Steele Hall, SS (18 years old)
2025 at a glance: Drafted 9th overall in the 1st round of the 2025 MLB Draft by the Cincinnati Reds out of Hewitt-Trussville HS (AL); 2025 Mr. Baseball in the state of Alabama, once committed to powerhouse University of Tennessee before signing with the Reds for $5.75 million
Pros: Speed, and plenty of it; projectable power and potential five-tool player whose defense and arm look like they’ll play plenty well at short; just 17 years old when drafted after reclassifying a year early
Cons: It’s all still ‘projectable’ as, again, he just turned 18 after the draft and has zero professional PA to show for it
Hall reclassified to the class of 2025 despite originally being part of the class of 2026, and the Reds – who’d been scouting him already – thought he had the talent to eventually mature into a player who’d be in the mix for the #1 overall pick in 2026. So, when he was there at pick #9 in 2025, they jumped at the chance to sign him, knowing full well there was no rush for his development.
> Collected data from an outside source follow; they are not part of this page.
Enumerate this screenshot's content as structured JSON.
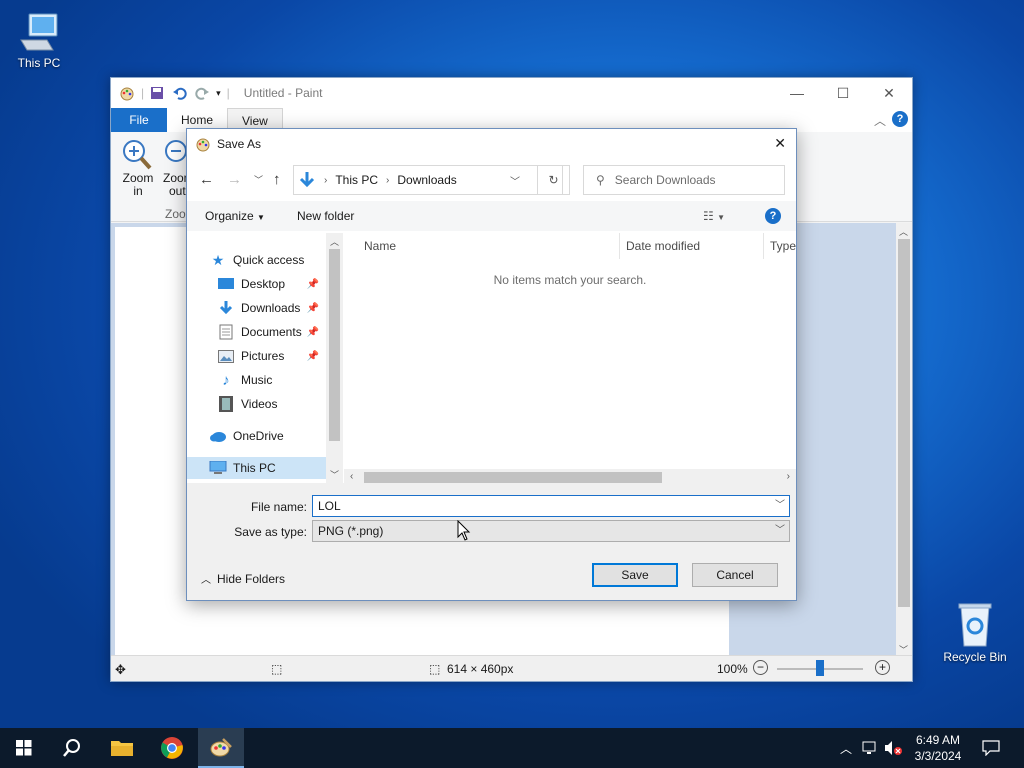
{
  "desktop": {
    "this_pc_label": "This PC",
    "recycle_bin_label": "Recycle Bin"
  },
  "paint": {
    "window_title": "Untitled - Paint",
    "tabs": {
      "file": "File",
      "home": "Home",
      "view": "View"
    },
    "ribbon": {
      "zoom_in": [
        "Zoom",
        "in"
      ],
      "zoom_out": [
        "Zoom",
        "out"
      ],
      "group_label": "Zoom"
    },
    "status": {
      "size": "614 × 460px",
      "zoom": "100%",
      "zoom_level": 1.0
    }
  },
  "dialog": {
    "title": "Save As",
    "breadcrumb": [
      "This PC",
      "Downloads"
    ],
    "search_placeholder": "Search Downloads",
    "commands": {
      "organize": "Organize",
      "new_folder": "New folder"
    },
    "nav": {
      "quick_access": "Quick access",
      "items": [
        "Desktop",
        "Downloads",
        "Documents",
        "Pictures",
        "Music",
        "Videos"
      ],
      "onedrive": "OneDrive",
      "this_pc": "This PC"
    },
    "columns": [
      "Name",
      "Date modified",
      "Type"
    ],
    "empty_message": "No items match your search.",
    "file_name_label": "File name:",
    "file_name_value": "LOL",
    "save_type_label": "Save as type:",
    "save_type_value": "PNG (*.png)",
    "hide_folders": "Hide Folders",
    "save_button": "Save",
    "cancel_button": "Cancel"
  },
  "taskbar": {
    "time": "6:49 AM",
    "date": "3/3/2024"
  },
  "colors": {
    "accent": "#0078d7",
    "file_tab": "#1a6fc9",
    "taskbar": "#0c1a2b"
  }
}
He’s drawn comparisons to the likes of Trea Turner and Dansby Swanson, which is pretty damn lofty. Despite not having played a pro game and still being just 18, he’s ranked 79th in MLB Pipeline’s list of the Top 100 overall prospects in the game. How quickly he can physically mature and adapt to breaking balls at the top levels remains to be seen, but the speed, glove, and arm all look like they’ll be big-league caliber in very short order.